Several studies have evaluated the impact of polymorphisms involving minor histocompatibility antigens, cytokine genes and innate immunity genes towards GVHD. A recent study reported a higher risk of acute GVHD when donor and recipient were mismatched for homozygous deletion of UGT2B17, a gene expressed in GVHD-affected tissues and giving rise to multiple histocompatibility antigens (24). Other minor histocomatibility antigens including HY, HA-1, HA-2 and HA-3 have been evaluated in the etiology of both GVHD and disease relapse (25-35). Polymorphisms in donor and recipient genes for cytokines have been demonstrated to be risk factors for GVHD. Tumor Necrosis Factor (TNF)-α, Interleukin 10 (IL-10), Interferon-γ (IFNγ) variants have correlated with GVHD in some, but not all, studies (36-39). Genetic polymorphisms of proteins involved in innate immunity, such as nucleotide oligomerization domain 2 and Keratin 18 receptors, have also been associated with GVHD (40). These studies provide support to the hypothesis that tissue injury and resulting cytokine release are implicated in the pathogenesis of graft versus host disease. Polymorphisms in DNA repair pathways in conjunction with other pathways could also be implicated by impeding or accelerating repair of injured tissue and hence affecting GVHD.

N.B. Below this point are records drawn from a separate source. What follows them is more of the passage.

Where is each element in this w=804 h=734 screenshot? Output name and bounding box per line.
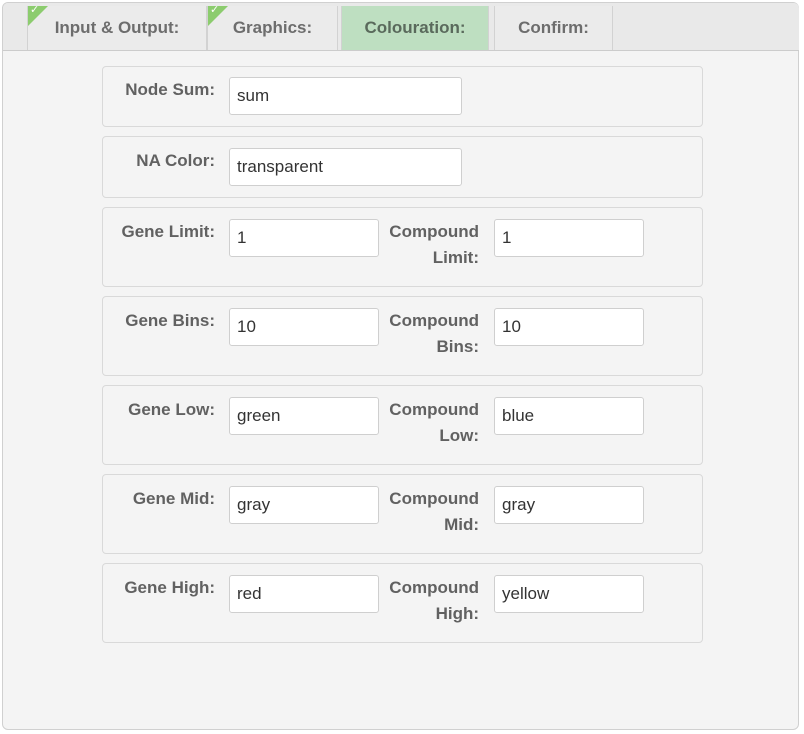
- compound-high-label-line1: Compound: [389, 578, 479, 597]
- gene-limit-input[interactable]: [229, 219, 379, 257]
- node-sum-group: Node Sum:: [102, 66, 703, 127]
- gene-limit-label: Gene Limit:: [121, 222, 215, 241]
- compound-limit-label-line2: Limit:: [432, 248, 479, 267]
- checkmark-icon: ✓: [210, 4, 220, 16]
- na-color-label: NA Color:: [136, 151, 215, 170]
- gene-low-input[interactable]: [229, 397, 379, 435]
- gene-high-label: Gene High:: [124, 578, 215, 597]
- gene-low-label: Gene Low:: [128, 400, 215, 419]
- bins-group: Gene Bins: Compound Bins:: [102, 296, 703, 376]
- na-color-input[interactable]: [229, 148, 462, 186]
- gene-bins-label: Gene Bins:: [125, 311, 215, 330]
- compound-limit-input[interactable]: [494, 219, 644, 257]
- tab-graphics[interactable]: ✓ Graphics:: [207, 4, 338, 50]
- compound-high-label-line2: High:: [435, 604, 479, 623]
- compound-bins-label-line2: Bins:: [436, 337, 480, 356]
- compound-mid-label-line2: Mid:: [444, 515, 479, 534]
- na-color-group: NA Color:: [102, 136, 703, 198]
- gene-high-input[interactable]: [229, 575, 379, 613]
- gene-mid-label: Gene Mid:: [132, 489, 215, 508]
- tab-label: Graphics:: [232, 18, 313, 37]
- high-group: Gene High: Compound High:: [102, 563, 703, 643]
- limit-group: Gene Limit: Compound Limit:: [102, 207, 703, 287]
- node-sum-input[interactable]: [229, 77, 462, 115]
- node-sum-label: Node Sum:: [125, 80, 215, 99]
- compound-mid-input[interactable]: [494, 486, 644, 524]
- wizard-tab-bar: ✓ Input & Output: ✓ Graphics: Colouratio…: [3, 3, 799, 51]
- tab-colouration[interactable]: Colouration:: [341, 6, 489, 50]
- compound-high-input[interactable]: [494, 575, 644, 613]
- compound-limit-label-line1: Compound: [389, 222, 479, 241]
- tab-label: Confirm:: [518, 18, 589, 37]
- compound-low-label-line1: Compound: [389, 400, 479, 419]
- compound-mid-label-line1: Compound: [389, 489, 479, 508]
- compound-low-input[interactable]: [494, 397, 644, 435]
- low-group: Gene Low: Compound Low:: [102, 385, 703, 465]
- gene-mid-input[interactable]: [229, 486, 379, 524]
- checkmark-icon: ✓: [30, 4, 40, 16]
- tab-input-output[interactable]: ✓ Input & Output:: [27, 4, 207, 50]
- compound-bins-label-line1: Compound: [389, 311, 479, 330]
- tab-confirm[interactable]: Confirm:: [494, 6, 613, 50]
- tab-label: Input & Output:: [54, 18, 180, 37]
- gene-bins-input[interactable]: [229, 308, 379, 346]
- compound-bins-input[interactable]: [494, 308, 644, 346]
- tab-label: Colouration:: [364, 18, 466, 37]
- mid-group: Gene Mid: Compound Mid:: [102, 474, 703, 554]
- compound-low-label-line2: Low:: [439, 426, 479, 445]
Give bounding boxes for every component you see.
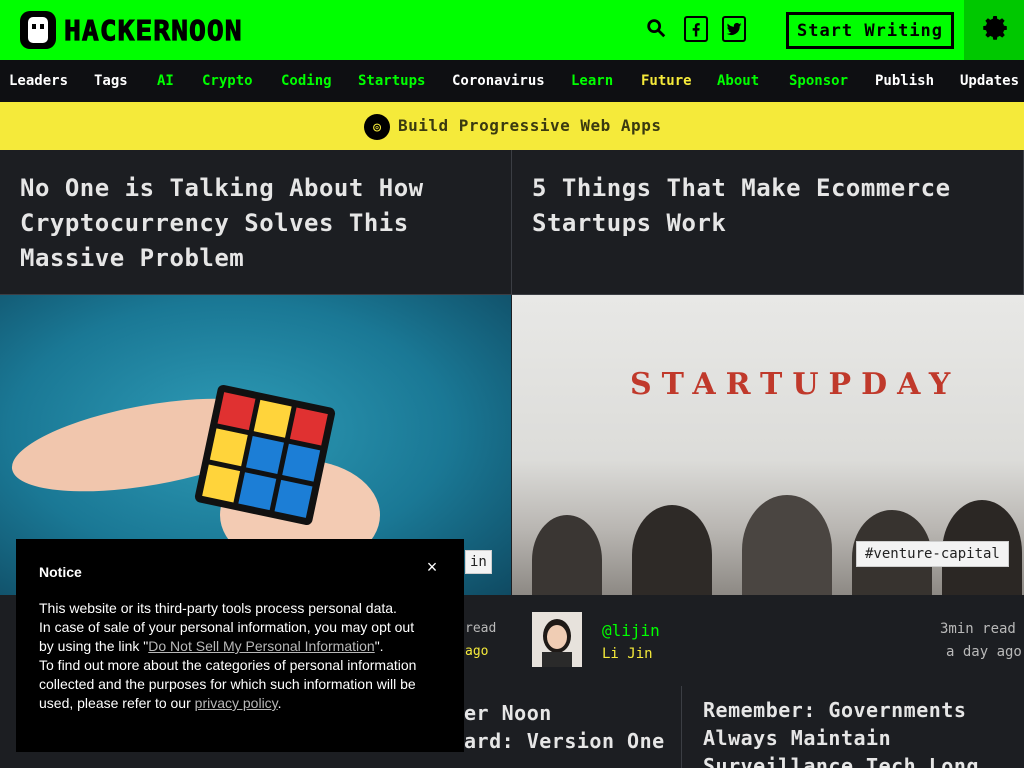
- story-tag[interactable]: in: [465, 550, 492, 574]
- story-title-line[interactable]: Remember: Governments: [703, 698, 966, 722]
- notice-body: This website or its third-party tools pr…: [39, 599, 419, 713]
- startup-day-sign: STARTUPDAY: [630, 367, 961, 402]
- nav-item-learn[interactable]: Learn: [570, 72, 614, 92]
- story-title-line: 5 Things That Make Ecommerce: [532, 174, 951, 202]
- close-button[interactable]: ×: [422, 556, 442, 578]
- settings-toggle[interactable]: [964, 0, 1024, 60]
- story-title-line: No One is Talking About How: [20, 174, 424, 202]
- story-title-line: Startups Work: [532, 209, 727, 237]
- story-card: Remember: Governments Always Maintain Su…: [683, 686, 1024, 768]
- category-nav: Leaders Tags AI Crypto Coding Startups C…: [0, 60, 1024, 102]
- facebook-icon[interactable]: [684, 16, 708, 42]
- story-title-line: Cryptocurrency Solves This: [20, 209, 409, 237]
- top-header: HACKERNOON Start Writing: [0, 0, 1024, 60]
- nav-item-coronavirus[interactable]: Coronavirus: [451, 72, 546, 92]
- posted-time: a day ago: [946, 644, 1022, 660]
- story-meta: [512, 596, 1024, 686]
- nav-item-publish[interactable]: Publish: [874, 72, 935, 92]
- promo-banner-link[interactable]: Build Progressive Web Apps: [398, 116, 661, 135]
- gear-icon: [977, 11, 1011, 49]
- brand-name: HACKERNOON: [64, 13, 243, 47]
- promo-banner: ◎ Build Progressive Web Apps: [0, 102, 1024, 150]
- story-card: 5 Things That Make Ecommerce Startups Wo…: [512, 150, 1024, 295]
- notice-text: ".: [374, 638, 384, 654]
- notice-text: .: [277, 695, 282, 711]
- nav-item-tags[interactable]: Tags: [93, 72, 129, 92]
- story-title[interactable]: 5 Things That Make Ecommerce Startups Wo…: [532, 171, 951, 241]
- nav-item-startups[interactable]: Startups: [357, 72, 426, 92]
- nav-item-leaders[interactable]: Leaders: [8, 72, 69, 92]
- story-title[interactable]: No One is Talking About How Cryptocurren…: [20, 171, 424, 276]
- posted-time: ago: [465, 644, 489, 659]
- privacy-policy-link[interactable]: privacy policy: [195, 695, 278, 711]
- story-title-line[interactable]: Always Maintain: [703, 726, 891, 750]
- do-not-sell-link[interactable]: Do Not Sell My Personal Information: [148, 638, 374, 654]
- search-icon[interactable]: [644, 14, 668, 42]
- avatar[interactable]: [532, 612, 582, 667]
- notice-text: This website or its third-party tools pr…: [39, 600, 397, 616]
- author-handle[interactable]: @lijin: [602, 621, 660, 640]
- nav-item-crypto[interactable]: Crypto: [201, 72, 254, 92]
- sponsor-badge-icon[interactable]: ◎: [364, 114, 390, 140]
- story-tag[interactable]: #venture-capital: [856, 541, 1009, 567]
- story-title-line: Massive Problem: [20, 244, 245, 272]
- author-name[interactable]: Li Jin: [602, 646, 653, 662]
- notice-title: Notice: [39, 564, 82, 580]
- nav-item-about[interactable]: About: [716, 72, 760, 92]
- start-writing-button[interactable]: Start Writing: [786, 12, 954, 49]
- notice-text: In case of sale of your personal informa…: [39, 618, 419, 656]
- privacy-notice-dialog: Notice × This website or its third-party…: [16, 539, 464, 752]
- hackernoon-logo-icon: [20, 11, 56, 49]
- author-avatar-image: [532, 612, 582, 667]
- story-title-line[interactable]: ard: Version One: [464, 729, 665, 753]
- notice-text: To find out more about the categories of…: [39, 656, 419, 713]
- brand-logo[interactable]: HACKERNOON: [20, 10, 243, 50]
- read-time: read: [465, 621, 497, 636]
- twitter-icon[interactable]: [722, 16, 746, 42]
- nav-item-coding[interactable]: Coding: [280, 72, 333, 92]
- nav-item-ai[interactable]: AI: [156, 72, 175, 92]
- nav-item-sponsor[interactable]: Sponsor: [788, 72, 849, 92]
- story-title-line[interactable]: er Noon: [464, 701, 552, 725]
- story-title-line[interactable]: Surveillance Tech Long: [703, 754, 979, 768]
- read-time: 3min read: [940, 621, 1016, 637]
- nav-item-future[interactable]: Future: [640, 72, 693, 92]
- nav-item-updates[interactable]: Updates: [959, 72, 1020, 92]
- story-card: No One is Talking About How Cryptocurren…: [0, 150, 512, 295]
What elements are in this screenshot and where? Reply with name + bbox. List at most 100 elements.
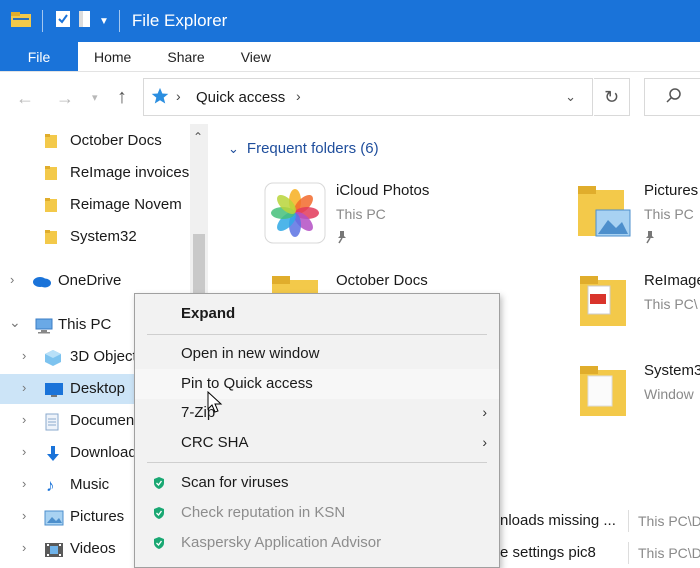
chevron-right-icon: › bbox=[482, 434, 487, 450]
back-arrow-icon[interactable]: ← bbox=[16, 88, 34, 109]
mouse-cursor-icon bbox=[207, 390, 223, 420]
menu-item-label: Check reputation in KSN bbox=[181, 504, 346, 521]
nav-item-videos[interactable]: › Videos bbox=[0, 534, 134, 564]
frequent-folders-header[interactable]: ⌄ Frequent folders (6) bbox=[228, 140, 379, 157]
menu-item-kaspersky-advisor[interactable]: Kaspersky Application Advisor bbox=[135, 528, 499, 558]
chevron-right-icon[interactable]: › bbox=[22, 508, 26, 523]
folder-name: System3 bbox=[644, 362, 700, 379]
toolbar-divider bbox=[42, 10, 43, 32]
nav-item-onedrive[interactable]: › OneDrive bbox=[0, 266, 190, 296]
nav-item-3d-objects[interactable]: › 3D Objects bbox=[0, 342, 134, 372]
chevron-right-icon[interactable]: › bbox=[22, 540, 26, 555]
chevron-right-icon[interactable]: › bbox=[22, 412, 26, 427]
nav-item-desktop[interactable]: › Desktop bbox=[0, 374, 134, 404]
menu-separator bbox=[147, 334, 487, 335]
folder-name: October Docs bbox=[336, 272, 428, 289]
folder-icon bbox=[572, 362, 636, 426]
window-title: File Explorer bbox=[131, 11, 228, 30]
menu-item-crc-sha[interactable]: CRC SHA › bbox=[135, 428, 499, 458]
refresh-button[interactable]: ↻ bbox=[594, 78, 630, 116]
nav-item-documents[interactable]: › Documents bbox=[0, 406, 134, 436]
desktop-icon bbox=[44, 382, 63, 398]
recent-file-path: This PC\D bbox=[638, 513, 700, 529]
onedrive-icon bbox=[32, 274, 51, 290]
nav-item-label: 3D Objects bbox=[70, 348, 134, 365]
documents-icon bbox=[44, 413, 62, 431]
chevron-right-icon[interactable]: › bbox=[22, 380, 26, 395]
title-bar: ▼ File Explorer bbox=[0, 0, 700, 42]
folder-tile-icloud-photos[interactable]: iCloud Photos This PC bbox=[264, 182, 504, 262]
tab-home[interactable]: Home bbox=[78, 42, 149, 71]
menu-item-scan-viruses[interactable]: Scan for viruses bbox=[135, 468, 499, 498]
recent-locations-icon[interactable]: ▾ bbox=[92, 91, 98, 104]
folder-tile-reimage[interactable]: ReImage This PC\ bbox=[572, 272, 700, 352]
ribbon-tabs: File Home Share View bbox=[0, 42, 700, 72]
menu-item-7zip[interactable]: 7-Zip › bbox=[135, 398, 499, 428]
up-arrow-icon[interactable]: ↑ bbox=[117, 86, 127, 109]
nav-item-music[interactable]: › ♪ Music bbox=[0, 470, 134, 500]
nav-item-pictures[interactable]: › Pictures bbox=[0, 502, 134, 532]
pdf-folder-icon bbox=[572, 272, 636, 336]
kaspersky-shield-icon bbox=[153, 536, 165, 554]
file-explorer-icon[interactable] bbox=[10, 10, 32, 33]
context-menu: Expand Open in new window Pin to Quick a… bbox=[134, 293, 500, 568]
tab-file[interactable]: File bbox=[0, 42, 78, 71]
chevron-right-icon[interactable]: › bbox=[10, 272, 14, 287]
nav-item-label: Pictures bbox=[70, 508, 125, 525]
chevron-right-icon[interactable]: › bbox=[296, 88, 301, 104]
nav-item-label: Music bbox=[70, 476, 110, 493]
chevron-right-icon[interactable]: › bbox=[22, 348, 26, 363]
folder-name: iCloud Photos bbox=[336, 182, 430, 199]
search-box[interactable] bbox=[644, 78, 700, 116]
kaspersky-shield-icon bbox=[153, 506, 165, 524]
pictures-folder-icon bbox=[572, 182, 636, 246]
quick-access-star-icon bbox=[151, 87, 169, 110]
folder-location: Window bbox=[644, 386, 694, 402]
forward-arrow-icon[interactable]: → bbox=[56, 88, 74, 109]
folder-icon bbox=[44, 229, 62, 245]
pictures-icon bbox=[44, 510, 64, 526]
quick-access-toolbar: ▼ bbox=[0, 10, 126, 33]
scroll-up-icon[interactable]: ⌃ bbox=[193, 130, 203, 144]
folder-icon bbox=[44, 197, 62, 213]
tab-view[interactable]: View bbox=[223, 42, 289, 71]
chevron-right-icon[interactable]: › bbox=[176, 88, 181, 104]
folder-tile-pictures[interactable]: Pictures This PC bbox=[572, 182, 700, 262]
tab-share[interactable]: Share bbox=[149, 42, 222, 71]
group-header-label: Frequent folders (6) bbox=[246, 140, 379, 157]
properties-icon[interactable] bbox=[55, 10, 71, 33]
chevron-down-icon[interactable]: ⌄ bbox=[9, 314, 21, 331]
menu-item-label: Scan for viruses bbox=[181, 474, 289, 491]
nav-item-label: This PC bbox=[58, 316, 112, 333]
menu-item-open-new-window[interactable]: Open in new window bbox=[135, 339, 499, 369]
folder-icon bbox=[44, 133, 62, 149]
nav-item-label: October Docs bbox=[70, 132, 162, 149]
nav-item-label: Videos bbox=[70, 540, 116, 557]
menu-item-check-reputation[interactable]: Check reputation in KSN bbox=[135, 498, 499, 528]
this-pc-icon bbox=[34, 318, 53, 334]
chevron-right-icon[interactable]: › bbox=[22, 476, 26, 491]
nav-item-label: ReImage invoices bbox=[70, 164, 190, 181]
nav-item-october-docs[interactable]: October Docs bbox=[0, 126, 190, 156]
chevron-right-icon[interactable]: › bbox=[22, 444, 26, 459]
recent-file-name[interactable]: e settings pic8 bbox=[500, 544, 596, 561]
folder-location: This PC\ bbox=[644, 296, 698, 312]
column-divider bbox=[628, 510, 629, 532]
menu-item-expand[interactable]: Expand bbox=[135, 299, 499, 329]
downloads-icon bbox=[46, 445, 64, 461]
address-location[interactable]: Quick access bbox=[196, 89, 285, 106]
nav-item-system32[interactable]: System32 bbox=[0, 222, 190, 252]
menu-item-pin-quick-access[interactable]: Pin to Quick access bbox=[135, 369, 499, 399]
column-divider bbox=[628, 542, 629, 564]
new-folder-icon[interactable] bbox=[77, 10, 93, 33]
nav-item-label: Reimage Novem bbox=[70, 196, 182, 213]
recent-file-name[interactable]: nloads missing ... bbox=[500, 512, 616, 529]
customize-toolbar-icon[interactable]: ▼ bbox=[99, 16, 109, 27]
nav-item-reimage-november[interactable]: Reimage Novem bbox=[0, 190, 190, 220]
chevron-down-icon[interactable]: ⌄ bbox=[565, 89, 576, 105]
nav-item-reimage-invoices[interactable]: ReImage invoices bbox=[0, 158, 190, 188]
nav-item-downloads[interactable]: › Downloads bbox=[0, 438, 134, 468]
folder-icon bbox=[44, 165, 62, 181]
folder-tile-system32[interactable]: System3 Window bbox=[572, 362, 700, 442]
address-bar[interactable]: › Quick access › ⌄ bbox=[143, 78, 593, 116]
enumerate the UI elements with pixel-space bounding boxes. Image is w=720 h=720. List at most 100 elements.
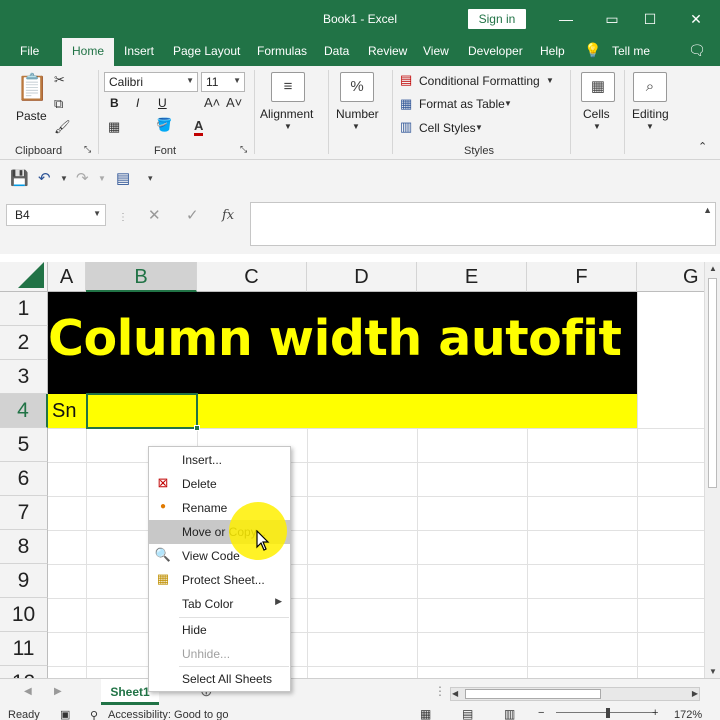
tab-data[interactable]: Data	[324, 44, 349, 58]
cell-styles-icon[interactable]: ▥	[400, 119, 412, 135]
editing-search-icon[interactable]: ⌕	[633, 72, 667, 102]
form-icon[interactable]: ▤	[116, 169, 130, 187]
column-header-c[interactable]: C	[197, 262, 307, 292]
zoom-slider-thumb[interactable]	[606, 708, 610, 718]
alignment-icon[interactable]: ≡	[271, 72, 305, 102]
column-header-g[interactable]: G	[637, 262, 704, 292]
undo-icon[interactable]: ↶	[38, 169, 51, 187]
conditional-formatting-button[interactable]: Conditional Formatting	[419, 74, 540, 88]
customize-toolbar-icon[interactable]: ▾	[148, 173, 153, 184]
row-header-10[interactable]: 10	[0, 598, 48, 632]
number-format-icon[interactable]: %	[340, 72, 374, 102]
zoom-out-icon[interactable]: −	[538, 707, 544, 719]
format-as-table-icon[interactable]: ▦	[400, 96, 412, 112]
cell-a4[interactable]: Sn	[52, 400, 76, 423]
cells-button[interactable]: Cells	[583, 107, 610, 121]
scroll-down-icon[interactable]: ▼	[705, 667, 720, 676]
underline-button[interactable]: U	[158, 96, 167, 110]
scroll-up-icon[interactable]: ▲	[705, 264, 720, 273]
redo-icon[interactable]: ↷	[76, 169, 89, 187]
horizontal-scrollbar[interactable]: ◀ ▶	[450, 687, 700, 701]
horizontal-scroll-thumb[interactable]	[465, 689, 601, 699]
row-header-12[interactable]: 12	[0, 666, 48, 678]
row-header-6[interactable]: 6	[0, 462, 48, 496]
row-header-3[interactable]: 3	[0, 360, 48, 394]
name-box[interactable]: B4 ▼	[6, 204, 106, 226]
ribbon-display-options-icon[interactable]: ▭	[600, 8, 624, 30]
accessibility-status[interactable]: Accessibility: Good to go	[108, 709, 228, 720]
number-button[interactable]: Number	[336, 107, 379, 121]
conditional-formatting-icon[interactable]: ▤	[400, 72, 412, 88]
tab-insert[interactable]: Insert	[124, 44, 154, 58]
borders-icon[interactable]: ▦	[108, 119, 120, 135]
sign-in-button[interactable]: Sign in	[468, 9, 526, 29]
worksheet-grid[interactable]: A B C D E F G 1 2 3 4 5 6 7 8 9 10 11 12…	[0, 262, 704, 678]
prev-sheet-icon[interactable]: ◀	[24, 686, 32, 697]
editing-button[interactable]: Editing	[632, 107, 669, 121]
cancel-entry-icon[interactable]: ✕	[148, 206, 161, 224]
expand-formula-icon[interactable]: ▲	[703, 205, 712, 215]
tab-developer[interactable]: Developer	[468, 44, 523, 58]
tab-help[interactable]: Help	[540, 44, 565, 58]
row-header-8[interactable]: 8	[0, 530, 48, 564]
row-header-9[interactable]: 9	[0, 564, 48, 598]
next-sheet-icon[interactable]: ▶	[54, 686, 62, 697]
bold-button[interactable]: B	[110, 96, 119, 110]
column-header-a[interactable]: A	[48, 262, 86, 292]
cut-icon[interactable]: ✂	[54, 72, 65, 88]
column-header-e[interactable]: E	[417, 262, 527, 292]
menu-item-protect-sheet[interactable]: ▦ Protect Sheet...	[149, 568, 290, 592]
dialog-launcher-icon[interactable]: ⤡	[240, 144, 247, 155]
chevron-down-icon[interactable]: ▼	[60, 174, 68, 183]
menu-item-tab-color[interactable]: Tab Color ▶	[149, 592, 290, 616]
comments-icon[interactable]: 🗨	[688, 42, 706, 59]
zoom-level[interactable]: 172%	[674, 709, 702, 720]
page-layout-view-icon[interactable]: ▤	[462, 707, 473, 720]
fill-color-icon[interactable]: 🪣	[156, 117, 172, 133]
menu-item-delete[interactable]: ⊠ Delete	[149, 472, 290, 496]
normal-view-icon[interactable]: ▦	[420, 707, 431, 720]
tab-split-handle-icon[interactable]: ⋮	[434, 684, 446, 698]
column-header-f[interactable]: F	[527, 262, 637, 292]
decrease-font-icon[interactable]: A˅	[226, 95, 242, 110]
font-size-combo[interactable]: 11 ▼	[201, 72, 245, 92]
tab-view[interactable]: View	[423, 44, 449, 58]
italic-button[interactable]: I	[136, 96, 139, 110]
menu-item-insert[interactable]: Insert...	[149, 448, 290, 472]
tab-file[interactable]: File	[20, 44, 39, 58]
save-icon[interactable]: 💾	[10, 169, 29, 187]
column-header-d[interactable]: D	[307, 262, 417, 292]
tab-review[interactable]: Review	[368, 44, 407, 58]
close-button[interactable]: ✕	[684, 8, 708, 30]
cells-icon[interactable]: ▦	[581, 72, 615, 102]
scroll-right-icon[interactable]: ▶	[692, 689, 698, 698]
format-as-table-button[interactable]: Format as Table	[419, 97, 505, 111]
accessibility-icon[interactable]: ⚲	[90, 709, 98, 720]
format-painter-icon[interactable]: 🖌	[54, 119, 71, 135]
tab-home[interactable]: Home	[62, 38, 115, 66]
paste-icon[interactable]: 📋	[16, 72, 48, 103]
increase-font-icon[interactable]: A˄	[204, 95, 220, 110]
active-cell-b4[interactable]	[86, 393, 198, 429]
dialog-launcher-icon[interactable]: ⤡	[84, 144, 91, 155]
tell-me-search[interactable]: Tell me	[612, 44, 650, 58]
merged-title-cells[interactable]: Column width autofit	[48, 292, 637, 394]
row-header-2[interactable]: 2	[0, 326, 48, 360]
tab-formulas[interactable]: Formulas	[257, 44, 307, 58]
column-header-b[interactable]: B	[86, 262, 197, 292]
row-header-11[interactable]: 11	[0, 632, 48, 666]
font-color-icon[interactable]: A	[194, 118, 204, 136]
menu-item-select-all-sheets[interactable]: Select All Sheets	[149, 667, 290, 691]
font-name-combo[interactable]: Calibri ▼	[104, 72, 198, 92]
copy-icon[interactable]: ⧉	[54, 96, 63, 112]
macro-record-icon[interactable]: ▣	[60, 708, 70, 720]
vertical-scrollbar[interactable]: ▲ ▼	[704, 262, 720, 678]
minimize-button[interactable]: —	[554, 8, 578, 30]
row-header-7[interactable]: 7	[0, 496, 48, 530]
paste-label[interactable]: Paste	[16, 109, 47, 123]
row-header-5[interactable]: 5	[0, 428, 48, 462]
restore-button[interactable]: ☐	[638, 8, 662, 30]
zoom-in-icon[interactable]: +	[652, 707, 658, 719]
row-header-1[interactable]: 1	[0, 292, 48, 326]
collapse-ribbon-icon[interactable]: ⌃	[698, 140, 707, 153]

This study represents the first analysis of SNPs in BER DNA repair pathway towards acute and chronic GVHD. Our results are novel and hypothesis generating. If confirmed, they represent an important step towards understanding the pathophysiology of GVHD as well as identifying subgroups at high risk for GVHD towards whom novel prophylactic strategies could be targeted.